Figure 6: Clustering of the 4-color FCA on square lattice. Sites take one of the four colors from {0,1,2,3}. Colors 0 and 1 automatically advances to 1 and 2, respectively. Colors 2 and 3 advances to 3 and 0 if no neighbor has color 1, and otherwise they don’t update.

Figure 7: Two snapshots of 9-color CCA dynamics on a uniform spanning tree of a $400\times 400$ torus, at times about 3,000 and 17,000. By the former time, almost the entire square fixates, except for a single droplet that continues to grow slowly until it takes over the available space.

Counting discrete objects inside a continuous object is also useful in network and data analysis, especially in terms of clustering algorithms. In an ongoing project, we are developing a novel framework for analyzing hierarchical structures of large complex networks. An essential idea is that for a given network (e.g., a node and edge weighted graph), we construct its filtration with respect to a resolution parameter and then apply combinatorial or probabilistic functors to construct profiles of the network, which encode its structural information. Our approach streamlines and generalizes the method of persistent homology in topological data analysis, and has shown promising results and led us to new insights. This project will be accompanied with applications to real world data coming from social networks, epidemiology, and food web, for instance.

My strong desire of understanding structures of complex systems stems from and converges to understanding the brain. The cortex is a massively parallel complex system which is able to learn and predict temporal patterns. In a future research project, I will develop a cellular automata based model for the cortex. Main ideas were inspired by Jeff Hawkins and Numenta’s Hierarchical Temporal Memory. The cortex is represented as a stack of layers’, where each layer is a rectangular slab of cells’. The bottom layer is exposed to a stream of input data, and higher layers get input stream from layers right below. In each layer, each cell is connected to cells within certain radius. A proper update rule of the cells should be chosen so that (1) only about 2% of all columns are active at any given time, forming a sparse distributed representation of the input stream; and (2) each cell guesses the set of its active neighbors at next time iteration, and this prediction is compared with the actual active neighbors from the stream and the error must converge to zero. Each layer learns from the layer below in the same way, so the top layer represents most abstract and high-level modeling of the input stream.

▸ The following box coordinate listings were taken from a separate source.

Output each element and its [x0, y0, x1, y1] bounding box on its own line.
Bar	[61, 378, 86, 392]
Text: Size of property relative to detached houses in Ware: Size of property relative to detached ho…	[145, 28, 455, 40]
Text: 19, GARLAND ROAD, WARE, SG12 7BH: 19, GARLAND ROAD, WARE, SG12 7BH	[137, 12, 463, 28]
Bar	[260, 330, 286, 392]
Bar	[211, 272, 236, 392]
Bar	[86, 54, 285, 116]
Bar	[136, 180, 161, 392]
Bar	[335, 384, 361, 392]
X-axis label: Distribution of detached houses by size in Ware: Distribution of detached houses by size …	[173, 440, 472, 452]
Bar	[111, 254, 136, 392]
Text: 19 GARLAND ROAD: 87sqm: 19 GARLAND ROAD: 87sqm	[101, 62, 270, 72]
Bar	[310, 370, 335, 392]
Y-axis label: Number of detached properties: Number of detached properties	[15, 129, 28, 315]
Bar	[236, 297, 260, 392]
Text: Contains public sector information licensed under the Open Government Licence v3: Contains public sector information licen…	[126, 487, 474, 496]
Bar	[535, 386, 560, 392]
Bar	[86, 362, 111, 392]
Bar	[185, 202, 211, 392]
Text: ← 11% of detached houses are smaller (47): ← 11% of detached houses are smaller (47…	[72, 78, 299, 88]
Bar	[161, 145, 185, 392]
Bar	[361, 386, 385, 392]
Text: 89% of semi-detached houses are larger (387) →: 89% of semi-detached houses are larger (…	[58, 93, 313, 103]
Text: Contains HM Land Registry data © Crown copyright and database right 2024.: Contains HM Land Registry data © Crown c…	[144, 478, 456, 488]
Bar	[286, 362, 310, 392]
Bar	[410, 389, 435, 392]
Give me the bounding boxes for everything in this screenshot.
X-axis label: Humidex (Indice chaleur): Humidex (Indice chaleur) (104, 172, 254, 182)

A possible way to design such local update rule as well as various parameters is to adapt genetic algorithm. Namely, performance of each local rule may be evaluated by measuring how fast and correct the system learns a set of test functions of periodic data. A successful algorithm can easily be turned into a novel architecture for parallel chip design, which is scalable due to the cellular automaton construction. Such chip could be used to constantly learn and build models from sequential data, so it would be useful for industrial applications including anomaly detection, speech recognition, and market prediction. Lastly, this project could give us a better understanding of how we perceive, learn, and think. For instance, what would happen if the top layer could feed back on the bottom layer? Isn’t that how we make analogies from analogies and abstract from abstraction?